The blacklist is now up to 160 today and still growing…
Hey Michael: I am getting a ton of spam from some of those IP adresses too.
http://cl.ly/2J43212Z0u3Q3E152A2R
It’s really starting to annoy me when I get 11 of these a day with more and more piling in. They aren’t like the spam trying to advertise viagra and they put fake emails, meaningless messages, and nothing that would contribute to them whatsoever? I’m confused by it and wonder how to prevent them without diving into blocking IP addresses.
Sadly to hear this, but thanks for sharing tho. gl with this issue.
We’re up to 185 blacklisted IP addresses this morning…. how high can it go?
Hi Michael,
I received spams in the last 3 days and googled the IP addresses which brought me to your blog a few times, so I feel compelled to write. I am a newbie with my blog, and all of your techno jargon does not make a lot of sense, however, I do have AKISMET as well and it does seem to help. Thanks techies! I should follow all of your suggestions from now on.
Hi Joanie,
I’m amazed myself at how they just keep coming…
Thanks for taking the time to comment!
Cheers!
hey man,
I’m having the same problem.
started my blog a few weeks ago, and askimet already filtered like 50 spam messages over the last 4 weeks… sad
but question, i’m having this Askimet and also the realy easy captcha for the contact sheet, but is there any way to build this captcha option into the comment section of posts. I already tried some but they didn’t work…
ow one more thing. I had this Spammer creating an account on my blog, as a subrscriber…
very anoying but I found a Sollution to that problem.
try looking for the plugin “Register Plus”
it’s kinda free and adds functions to the register form, like having to fill in captcha, more info and having to click a link that comes with the mail.
just try it whenever you encounter that problem,
cheers,
Peter
Hi Peter,
If you choose you can download and install the WordPress reCAPTCHA plugin. Then just register for an API KEY at reCAPTCHA. Actually this might be a better plugin – http://wordpress.org/extend/plugins/recaptcha-form for use with your comments.

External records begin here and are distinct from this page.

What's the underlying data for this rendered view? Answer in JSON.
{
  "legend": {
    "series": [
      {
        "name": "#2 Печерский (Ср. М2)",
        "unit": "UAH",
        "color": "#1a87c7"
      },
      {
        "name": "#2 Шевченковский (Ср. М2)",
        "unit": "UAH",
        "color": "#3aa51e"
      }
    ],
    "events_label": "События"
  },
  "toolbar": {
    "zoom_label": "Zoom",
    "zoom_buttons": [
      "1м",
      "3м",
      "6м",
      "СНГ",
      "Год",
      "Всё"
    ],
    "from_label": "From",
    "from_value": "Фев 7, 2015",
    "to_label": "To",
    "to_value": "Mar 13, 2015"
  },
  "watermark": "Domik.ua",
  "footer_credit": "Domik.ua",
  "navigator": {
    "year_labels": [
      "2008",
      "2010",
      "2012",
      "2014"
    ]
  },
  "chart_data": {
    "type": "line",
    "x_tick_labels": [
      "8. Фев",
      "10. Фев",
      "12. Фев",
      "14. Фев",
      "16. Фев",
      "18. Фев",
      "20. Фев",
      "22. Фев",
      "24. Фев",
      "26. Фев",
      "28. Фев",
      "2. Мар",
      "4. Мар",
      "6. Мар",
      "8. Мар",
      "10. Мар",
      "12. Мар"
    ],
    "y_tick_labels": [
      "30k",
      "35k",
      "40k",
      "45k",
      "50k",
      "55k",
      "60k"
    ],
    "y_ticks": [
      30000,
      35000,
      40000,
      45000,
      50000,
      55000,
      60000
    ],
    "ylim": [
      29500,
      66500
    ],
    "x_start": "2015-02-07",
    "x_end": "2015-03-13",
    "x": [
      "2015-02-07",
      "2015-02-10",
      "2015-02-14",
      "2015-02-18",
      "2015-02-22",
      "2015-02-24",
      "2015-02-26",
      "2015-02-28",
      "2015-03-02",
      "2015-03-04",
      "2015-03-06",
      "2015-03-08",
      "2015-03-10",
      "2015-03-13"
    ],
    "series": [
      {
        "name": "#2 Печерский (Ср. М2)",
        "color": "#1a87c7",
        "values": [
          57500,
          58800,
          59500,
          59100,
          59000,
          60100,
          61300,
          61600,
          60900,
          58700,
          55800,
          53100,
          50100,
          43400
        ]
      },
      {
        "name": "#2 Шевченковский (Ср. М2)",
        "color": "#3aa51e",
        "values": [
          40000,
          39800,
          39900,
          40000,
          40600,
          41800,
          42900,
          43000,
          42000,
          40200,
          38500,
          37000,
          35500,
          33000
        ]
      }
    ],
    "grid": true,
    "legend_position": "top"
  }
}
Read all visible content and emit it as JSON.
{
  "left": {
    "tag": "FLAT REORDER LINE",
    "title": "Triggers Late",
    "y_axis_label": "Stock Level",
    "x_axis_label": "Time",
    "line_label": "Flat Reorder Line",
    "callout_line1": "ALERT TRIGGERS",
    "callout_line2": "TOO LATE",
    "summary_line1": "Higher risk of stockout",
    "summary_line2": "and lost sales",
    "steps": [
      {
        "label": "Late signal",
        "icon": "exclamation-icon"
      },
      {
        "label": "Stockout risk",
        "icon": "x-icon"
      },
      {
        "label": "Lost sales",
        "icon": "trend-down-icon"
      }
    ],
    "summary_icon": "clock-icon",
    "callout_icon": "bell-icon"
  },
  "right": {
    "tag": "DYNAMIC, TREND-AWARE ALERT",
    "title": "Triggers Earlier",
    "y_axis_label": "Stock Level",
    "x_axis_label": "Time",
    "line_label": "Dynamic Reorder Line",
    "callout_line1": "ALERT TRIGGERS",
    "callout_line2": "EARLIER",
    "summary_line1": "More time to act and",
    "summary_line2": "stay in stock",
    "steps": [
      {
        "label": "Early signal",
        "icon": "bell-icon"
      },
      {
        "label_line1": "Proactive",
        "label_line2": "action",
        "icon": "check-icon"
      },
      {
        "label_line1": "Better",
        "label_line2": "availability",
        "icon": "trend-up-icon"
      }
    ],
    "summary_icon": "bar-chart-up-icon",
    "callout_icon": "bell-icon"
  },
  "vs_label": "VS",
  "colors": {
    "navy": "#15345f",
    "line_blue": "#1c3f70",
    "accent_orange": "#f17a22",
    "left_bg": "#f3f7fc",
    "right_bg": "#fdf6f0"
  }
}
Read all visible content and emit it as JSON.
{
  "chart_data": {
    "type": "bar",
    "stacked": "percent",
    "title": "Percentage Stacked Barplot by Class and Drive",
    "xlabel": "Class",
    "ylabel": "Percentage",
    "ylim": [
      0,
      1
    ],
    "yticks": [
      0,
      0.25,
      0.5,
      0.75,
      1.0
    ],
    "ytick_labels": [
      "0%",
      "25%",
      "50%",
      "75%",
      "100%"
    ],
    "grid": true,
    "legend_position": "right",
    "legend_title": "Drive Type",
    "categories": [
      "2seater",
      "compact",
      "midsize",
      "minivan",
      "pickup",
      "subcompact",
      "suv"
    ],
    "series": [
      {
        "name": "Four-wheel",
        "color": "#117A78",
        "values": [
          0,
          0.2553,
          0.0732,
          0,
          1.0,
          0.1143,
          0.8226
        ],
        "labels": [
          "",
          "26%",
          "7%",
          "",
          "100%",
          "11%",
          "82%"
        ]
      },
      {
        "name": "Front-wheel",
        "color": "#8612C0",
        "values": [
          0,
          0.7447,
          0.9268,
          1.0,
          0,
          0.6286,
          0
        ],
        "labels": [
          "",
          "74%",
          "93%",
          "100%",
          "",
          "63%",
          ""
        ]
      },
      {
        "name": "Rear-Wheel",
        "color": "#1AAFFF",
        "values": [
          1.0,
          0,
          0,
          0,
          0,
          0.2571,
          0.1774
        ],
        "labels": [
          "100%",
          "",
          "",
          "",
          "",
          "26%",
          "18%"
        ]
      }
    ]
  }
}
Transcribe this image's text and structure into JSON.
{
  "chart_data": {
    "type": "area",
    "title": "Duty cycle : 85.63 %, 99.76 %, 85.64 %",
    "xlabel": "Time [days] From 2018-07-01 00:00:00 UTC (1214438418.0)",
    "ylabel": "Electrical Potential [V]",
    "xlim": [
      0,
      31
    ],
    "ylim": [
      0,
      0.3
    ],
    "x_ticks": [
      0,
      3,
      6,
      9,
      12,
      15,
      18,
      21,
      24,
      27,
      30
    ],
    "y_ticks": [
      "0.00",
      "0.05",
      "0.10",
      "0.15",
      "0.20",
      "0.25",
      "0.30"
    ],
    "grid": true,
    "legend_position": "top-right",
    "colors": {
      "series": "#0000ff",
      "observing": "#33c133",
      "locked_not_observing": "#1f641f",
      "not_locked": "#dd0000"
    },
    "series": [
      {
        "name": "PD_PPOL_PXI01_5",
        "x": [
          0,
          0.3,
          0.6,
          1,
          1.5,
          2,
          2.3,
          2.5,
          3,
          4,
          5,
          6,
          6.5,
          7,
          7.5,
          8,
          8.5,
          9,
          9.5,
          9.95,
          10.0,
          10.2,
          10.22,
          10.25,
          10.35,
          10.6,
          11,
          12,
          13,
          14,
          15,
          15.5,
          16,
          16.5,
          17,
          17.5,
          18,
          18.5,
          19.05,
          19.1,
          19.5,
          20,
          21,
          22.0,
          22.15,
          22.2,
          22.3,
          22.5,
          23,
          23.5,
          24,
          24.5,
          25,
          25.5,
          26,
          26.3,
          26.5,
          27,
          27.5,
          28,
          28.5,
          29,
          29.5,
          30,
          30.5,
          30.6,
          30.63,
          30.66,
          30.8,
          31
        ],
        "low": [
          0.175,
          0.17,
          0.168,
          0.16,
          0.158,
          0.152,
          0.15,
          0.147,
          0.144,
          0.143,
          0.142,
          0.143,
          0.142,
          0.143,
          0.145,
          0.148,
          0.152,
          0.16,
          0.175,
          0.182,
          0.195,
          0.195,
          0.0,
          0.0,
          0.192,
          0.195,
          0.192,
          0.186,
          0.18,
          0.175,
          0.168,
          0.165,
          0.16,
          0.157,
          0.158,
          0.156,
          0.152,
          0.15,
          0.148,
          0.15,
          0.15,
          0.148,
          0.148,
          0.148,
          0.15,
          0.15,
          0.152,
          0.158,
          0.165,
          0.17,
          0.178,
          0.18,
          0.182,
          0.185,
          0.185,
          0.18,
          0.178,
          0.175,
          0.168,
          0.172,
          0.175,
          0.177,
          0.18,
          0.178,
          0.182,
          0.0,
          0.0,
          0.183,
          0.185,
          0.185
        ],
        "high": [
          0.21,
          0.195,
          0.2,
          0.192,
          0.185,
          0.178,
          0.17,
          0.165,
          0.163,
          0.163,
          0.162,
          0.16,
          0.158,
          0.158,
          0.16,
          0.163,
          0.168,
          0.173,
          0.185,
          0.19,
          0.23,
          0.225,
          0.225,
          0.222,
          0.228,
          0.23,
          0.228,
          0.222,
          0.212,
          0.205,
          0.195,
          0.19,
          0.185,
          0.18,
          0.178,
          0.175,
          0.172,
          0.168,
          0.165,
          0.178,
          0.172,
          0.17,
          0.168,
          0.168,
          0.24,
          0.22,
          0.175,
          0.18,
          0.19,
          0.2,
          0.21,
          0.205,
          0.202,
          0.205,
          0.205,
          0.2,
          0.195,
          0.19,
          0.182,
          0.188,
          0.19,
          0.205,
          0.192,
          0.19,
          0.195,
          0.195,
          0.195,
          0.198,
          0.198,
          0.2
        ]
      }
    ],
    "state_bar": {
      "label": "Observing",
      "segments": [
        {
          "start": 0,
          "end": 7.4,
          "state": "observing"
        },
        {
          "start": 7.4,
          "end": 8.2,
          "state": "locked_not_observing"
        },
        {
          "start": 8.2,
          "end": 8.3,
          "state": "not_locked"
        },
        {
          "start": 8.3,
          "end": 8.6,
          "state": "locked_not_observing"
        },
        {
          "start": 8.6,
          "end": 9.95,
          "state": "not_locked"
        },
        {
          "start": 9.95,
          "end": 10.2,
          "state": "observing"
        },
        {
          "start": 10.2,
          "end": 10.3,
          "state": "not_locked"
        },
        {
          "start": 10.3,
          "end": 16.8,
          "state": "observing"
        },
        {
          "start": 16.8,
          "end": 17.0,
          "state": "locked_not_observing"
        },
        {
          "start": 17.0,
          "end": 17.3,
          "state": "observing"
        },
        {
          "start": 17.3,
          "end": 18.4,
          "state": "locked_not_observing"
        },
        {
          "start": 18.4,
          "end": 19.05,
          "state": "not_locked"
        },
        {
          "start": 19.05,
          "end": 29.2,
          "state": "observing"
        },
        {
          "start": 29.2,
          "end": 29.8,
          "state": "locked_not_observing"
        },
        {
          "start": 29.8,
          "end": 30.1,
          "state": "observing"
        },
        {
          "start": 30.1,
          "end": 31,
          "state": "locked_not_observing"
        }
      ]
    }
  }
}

The easy way to get around SPAM bots registering is to require email verification. I require reCAPTCHA in order to register on the forums and then email verification to activate the account. I’ve been using reCAPTCHA on the forums for the past 6 months with great success, it’s helped mitigate the SPAM problem by about 80% with the remaining 20% getting caught in the email verification process.
Good Luck!
Your site might be 2 secure now. I’m trying to register on the Forums and getting this message “The letters you typed don’t match the letters that were shown in the picture.” no CAPTCHA was ever shown?
Thanks for the heads up. I’ll check it later.
The issue should now be resolved, thanks again for the heads-up!